The lemma you need is [6k^5 + 15k^4 + 20k^3 + 15k^2 + 4k] is divisible by 60. You can prove this by induction. Basis: 6+15+20+15+4=60*(1), Inductive step: 6(k+1)^5 + 15(k+1)^4 + 20(k+1)^3 + 15(k+1)^2 + 4(k+1) = [6k^5 + 15k^4 + 20k^3 + 15k^2 + 4k] + 30k^4 + 30k^2 + [120k^3 + 180k^2 + 180k + 60]. Clearly, the first term in brackets is divisible by 60 by the inductive hypothesis, and the second thing in brackets is obviously divisible by 60, but 30k^4 + 30k^2 requires more thought. 30k^4 + 30k^2 = 30(k^4 + k^2), and k^4 + k^2 is even for all k, so 30(k^4 + k^2) is divisible by 60, so [6k^5 + 15k^4 + 20k^3 + 15k^2 + 4k] is divisible by 60 for all natural k, and your lemma is proven.
>>8093820
and to apply the lemma, do this
Basis step: (1^2)*(1^4 - 1) = 0 = 60*0
Inductive step: [(k+1)^2]*[(k+1)^4 - 1] = (k^2)*(k^4 - 1) + (2k+1)*(k^4 - 1) + (k^2)*(4k^3 + 6k^2 + 4k +1) + (2k +1)*(4k^3 + 6k^2 + 4k + 1)

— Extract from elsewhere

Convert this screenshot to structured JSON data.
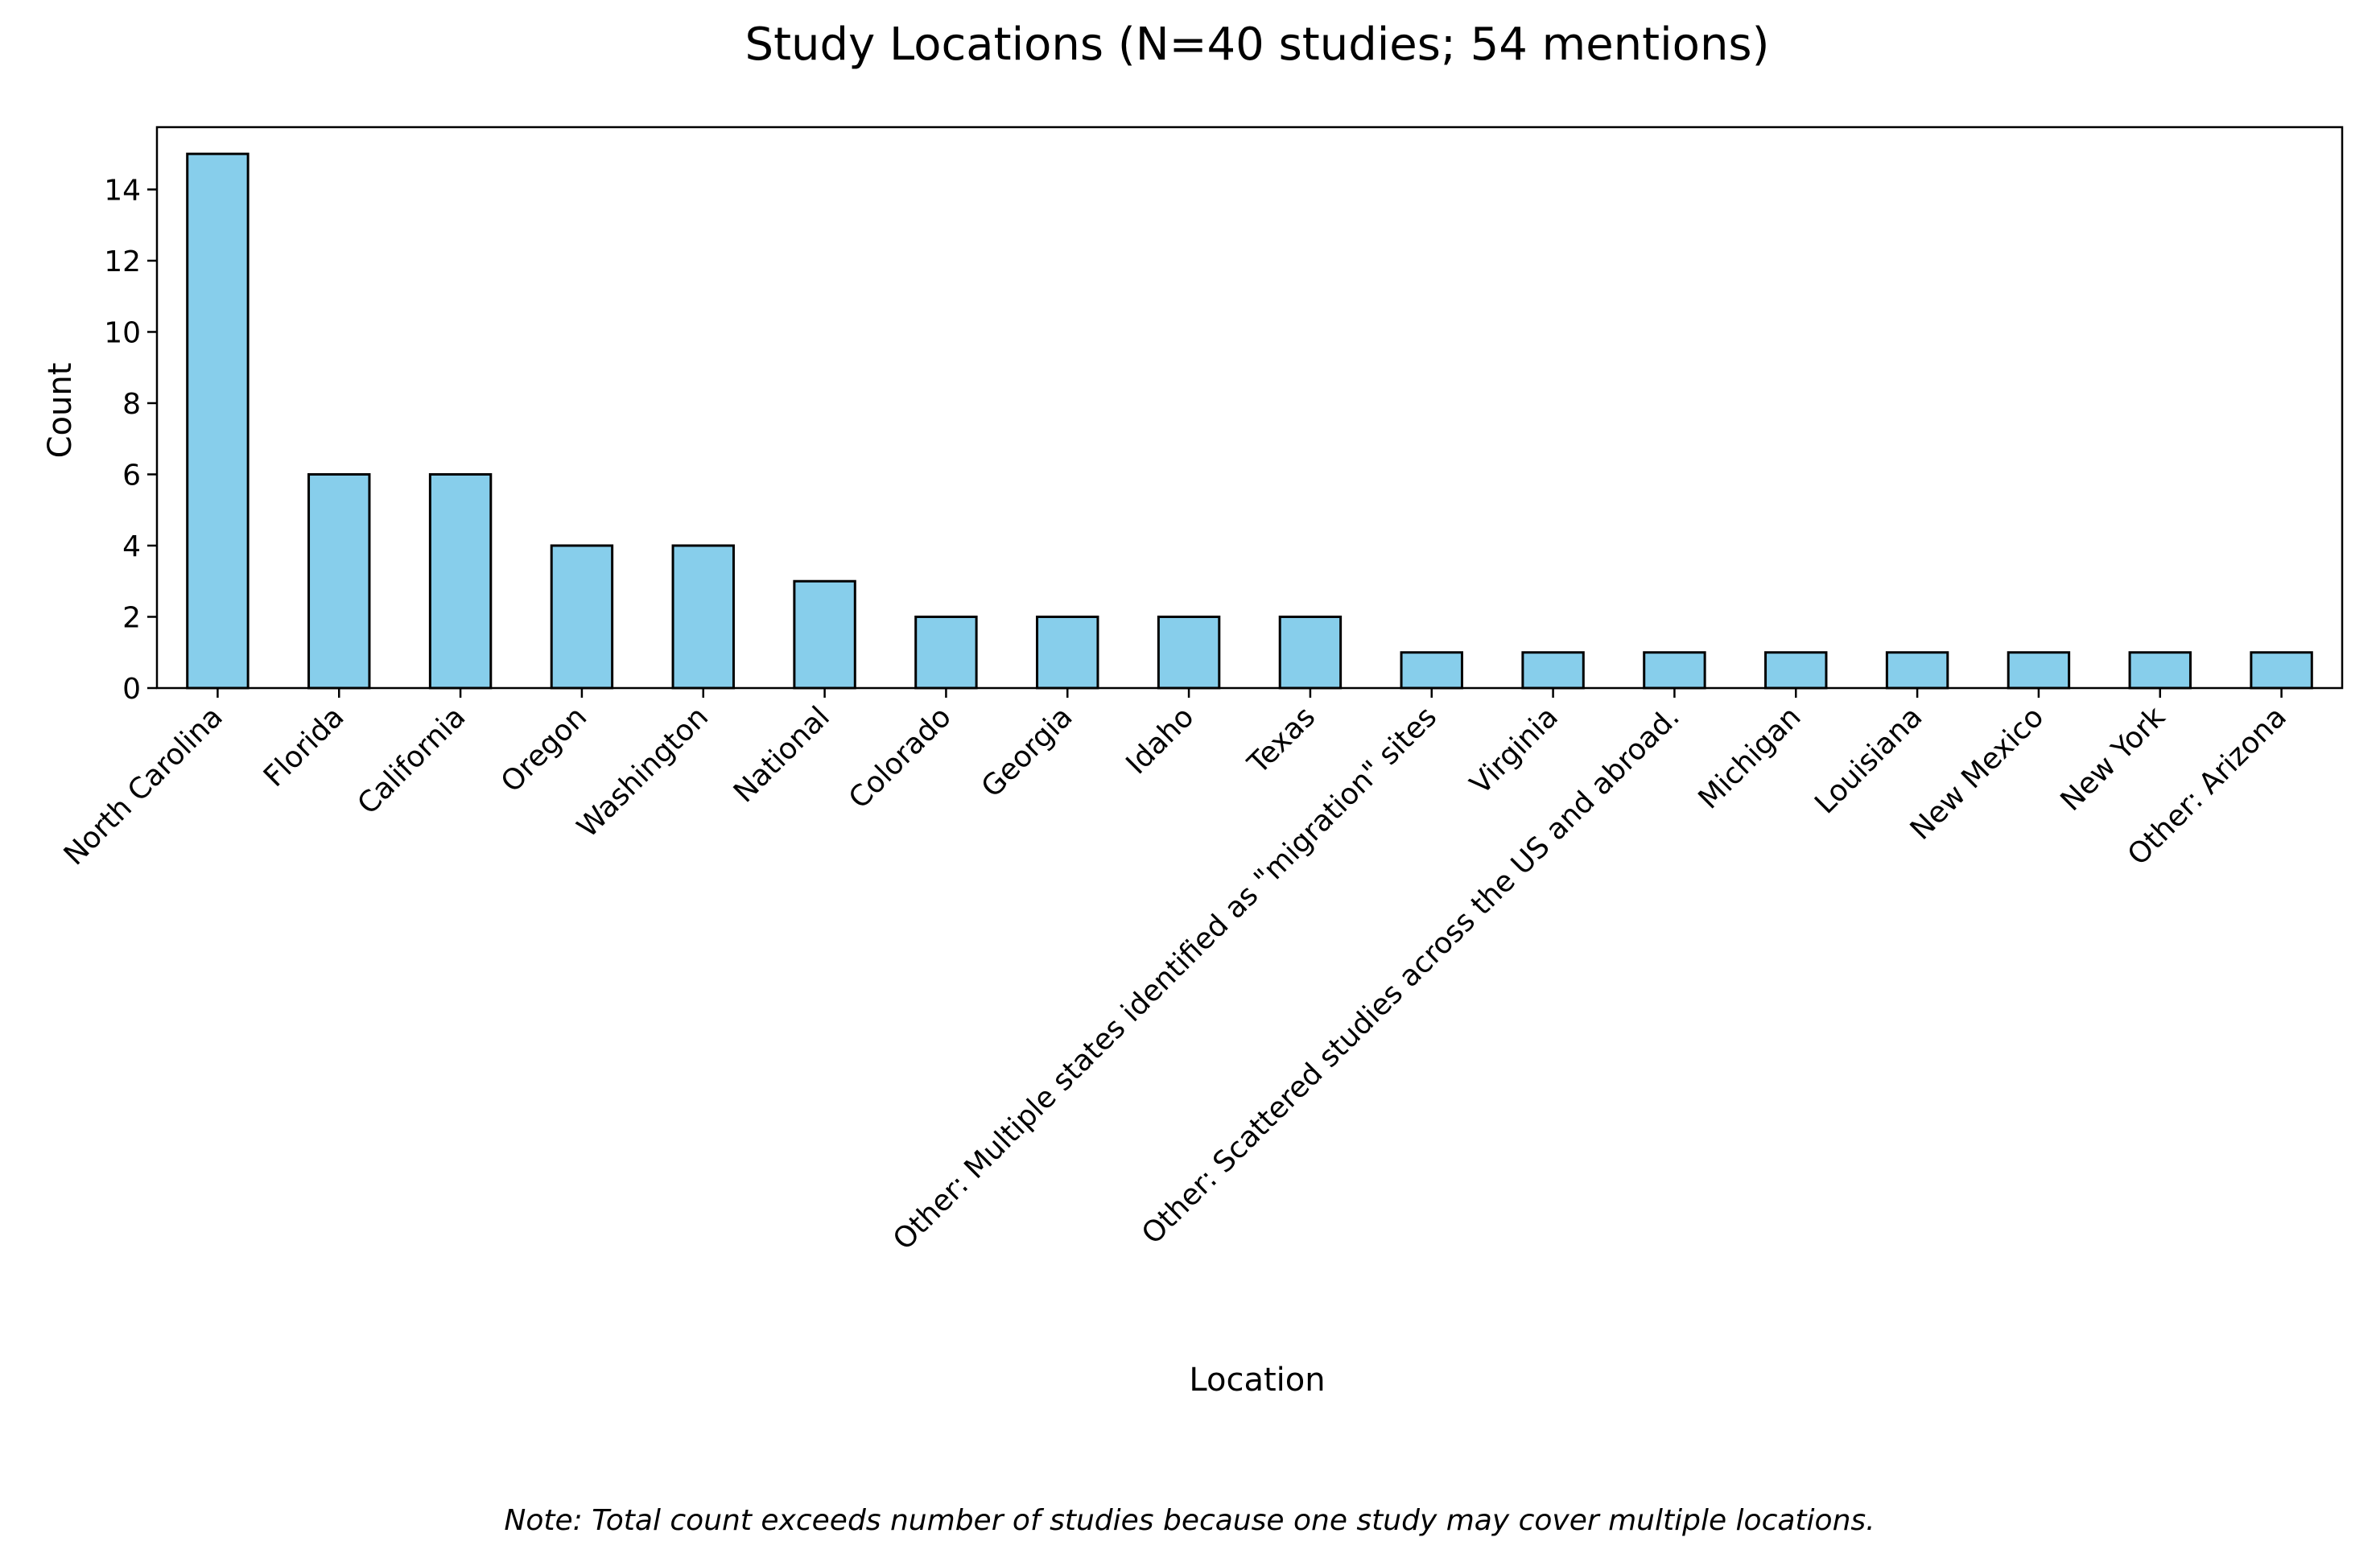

= (k^2)*(k^4 - 1) + 6k^5 + 15k^4 + 20k^3 + 15k^2 + 4k. By the inductive hypothesis, (k^2)*(k^4 - 1) is divisible by 60, and 6k^5 + 15k^4 + 20k^3 + 15k^2 + 4k is divisible by 60, for all natural k, by our lemma, so (k^2)*(k^4 - 1) is divisible by 60 for all natural k.